Data accuracy - How much will I save by reducing errors and increasing efficiency?
Having highly accurate inventory data is a valuable and often-overlooked ROI benefit of automation. Combined with a modern warehouse management system (WMS), an automated system brings nearly perfect precision to tracking goods, reducing the possibility of order errors, costly returns, and customer dissatisfaction.
In 2022, companies relying on manual operations see anywhere from 1% to 3% of stock lost, stolen, or damaged. AutoStore compacts items into a secure cubic Grid that's only accessible to a few trained associates. This makes it difficult to steal merchandise or damage products, and heavily reduces errors in picking. Reduction in damage, shrinkage and missed picks can often provide a positive ROI all by themselves!
Staff retention - How can I make my employees’ jobs more fulfilling and efficient?
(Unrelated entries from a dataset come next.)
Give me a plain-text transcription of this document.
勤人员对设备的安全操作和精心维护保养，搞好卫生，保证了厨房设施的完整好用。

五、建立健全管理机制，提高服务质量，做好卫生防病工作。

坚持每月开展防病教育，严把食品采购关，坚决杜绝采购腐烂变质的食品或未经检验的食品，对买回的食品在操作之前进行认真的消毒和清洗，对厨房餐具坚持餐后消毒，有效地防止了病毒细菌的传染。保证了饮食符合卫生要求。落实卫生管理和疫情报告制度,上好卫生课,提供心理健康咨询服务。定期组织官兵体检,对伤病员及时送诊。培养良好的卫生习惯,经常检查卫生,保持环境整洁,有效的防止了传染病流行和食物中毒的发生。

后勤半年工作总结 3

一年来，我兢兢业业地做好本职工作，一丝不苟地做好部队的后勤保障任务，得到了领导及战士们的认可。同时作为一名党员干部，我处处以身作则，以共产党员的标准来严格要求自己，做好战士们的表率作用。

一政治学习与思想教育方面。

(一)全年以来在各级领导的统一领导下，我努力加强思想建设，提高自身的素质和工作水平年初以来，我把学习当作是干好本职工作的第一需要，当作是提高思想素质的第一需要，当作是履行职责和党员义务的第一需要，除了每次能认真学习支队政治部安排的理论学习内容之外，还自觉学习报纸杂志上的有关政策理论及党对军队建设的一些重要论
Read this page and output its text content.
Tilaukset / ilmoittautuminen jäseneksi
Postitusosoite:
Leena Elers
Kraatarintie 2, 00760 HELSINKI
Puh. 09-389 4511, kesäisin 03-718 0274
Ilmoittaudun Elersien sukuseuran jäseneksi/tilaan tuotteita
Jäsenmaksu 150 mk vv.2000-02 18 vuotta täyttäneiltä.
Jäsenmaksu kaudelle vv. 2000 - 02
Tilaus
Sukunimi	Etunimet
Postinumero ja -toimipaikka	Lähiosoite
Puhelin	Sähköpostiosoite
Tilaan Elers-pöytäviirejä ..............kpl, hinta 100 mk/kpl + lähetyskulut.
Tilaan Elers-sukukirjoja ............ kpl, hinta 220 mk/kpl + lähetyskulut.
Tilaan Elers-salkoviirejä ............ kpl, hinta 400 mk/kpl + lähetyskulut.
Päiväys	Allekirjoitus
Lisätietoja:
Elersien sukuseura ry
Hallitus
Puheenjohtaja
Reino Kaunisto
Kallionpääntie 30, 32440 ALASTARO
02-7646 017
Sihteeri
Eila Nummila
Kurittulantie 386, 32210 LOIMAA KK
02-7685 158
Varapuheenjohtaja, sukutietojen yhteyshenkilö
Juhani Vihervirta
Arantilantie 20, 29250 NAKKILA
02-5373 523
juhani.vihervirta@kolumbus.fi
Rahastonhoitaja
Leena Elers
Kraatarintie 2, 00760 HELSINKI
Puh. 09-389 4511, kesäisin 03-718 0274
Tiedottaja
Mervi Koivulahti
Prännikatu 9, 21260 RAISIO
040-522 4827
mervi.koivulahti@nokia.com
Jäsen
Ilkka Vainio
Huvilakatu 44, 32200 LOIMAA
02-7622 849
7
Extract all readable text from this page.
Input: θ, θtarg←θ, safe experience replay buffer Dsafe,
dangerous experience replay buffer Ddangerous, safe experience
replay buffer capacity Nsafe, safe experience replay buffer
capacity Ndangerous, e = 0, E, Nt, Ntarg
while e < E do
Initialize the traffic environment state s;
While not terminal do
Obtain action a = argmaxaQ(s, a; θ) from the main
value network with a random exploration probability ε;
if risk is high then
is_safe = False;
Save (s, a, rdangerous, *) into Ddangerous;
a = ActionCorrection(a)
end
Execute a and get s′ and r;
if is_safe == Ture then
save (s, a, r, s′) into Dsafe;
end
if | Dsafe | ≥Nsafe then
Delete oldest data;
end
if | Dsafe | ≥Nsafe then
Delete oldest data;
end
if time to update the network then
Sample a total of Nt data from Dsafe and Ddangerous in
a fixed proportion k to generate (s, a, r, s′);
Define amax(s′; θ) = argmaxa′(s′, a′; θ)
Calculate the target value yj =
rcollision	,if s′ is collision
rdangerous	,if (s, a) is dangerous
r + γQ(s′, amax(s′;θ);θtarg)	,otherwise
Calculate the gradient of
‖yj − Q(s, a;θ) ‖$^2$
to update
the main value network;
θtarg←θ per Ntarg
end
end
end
What's causing annual turnover rates of 200% to 300% in some warehouses? It is hard and often thankless work, to put it bluntly. In some operations, people walk 8 to 12 miles per day to retrieve items from shelves, in addition to performing repetitive heavy lifting. The strain not only leads to work absences and expensive medical claims, but also causes people to quit. The cost of finding, onboarding, and training new people can easily be as much as $5,000 per person.
A goods-to-person system like AutoStore uses robots to bring items directly to workers instead of the other way around, making work safer and less stressful, and increasing the likelihood that staff will remain on the job. AutoStore deployments see both increased pick rates per person, and higher staff retention rates as the roles become less physically demanding.
Energy usage - How far can lower my energy bill?
Who’s ever heard of an 85% drop in electricity bills? It happened at Davcor after they stood up their AutoStore solution, but that's by no means an isolated example. An increase in the volume of powered equipment can often lead to an increase in operating energy costs. But AutoStore is dramatically more energy efficient than other similar solutions. The power required to operate 10 robots is equivalent to a single vacuum cleaner. Also remember how much less energy is required to light, heat, and cool a highly dense space like an AutoStore Grid that can shrink square footage by 75%.
Confidence - Can I increase system uptime and improve the mean time between failures?
Finally, a key point to consider in any investment in automation relates to confidence in the solution you are deploying. A system that consistently meets and exceeds design criteria and has redundancies built in to ensure extremely high uptime gives operators confidence on performance issues, but also provides confidence in initial ROI calculations.
Automation is a unique investment
Bottom line is that you shouldn't treat automation like any other investment. When you adopt warehouse robotics and digitized systems like WMS, you're not taking a small step at modernizing. You are making a fundamental change to the way you do business. But, while automation is often perceived as a risky investment, clearly understanding your goals and success metrics is vital in determining the success of the project. The cost savings with automation extend far beyond increased productivity of staff, so it is important to keep those at forefront of your assessment.
When considering automation, it is imperative to take a holistic view of all the benefits offered by a solution and factor those into your decision-making. Understand how the system will impact your day-to-day operations and solve the business challenges that caused you to seek out new technology. But don’t forget the other benefits that you might not see up-front: Improvements in data accuracy, inventory management, worker satisfaction, safety, energy, and space usage can deliver returns far beyond initial expectations.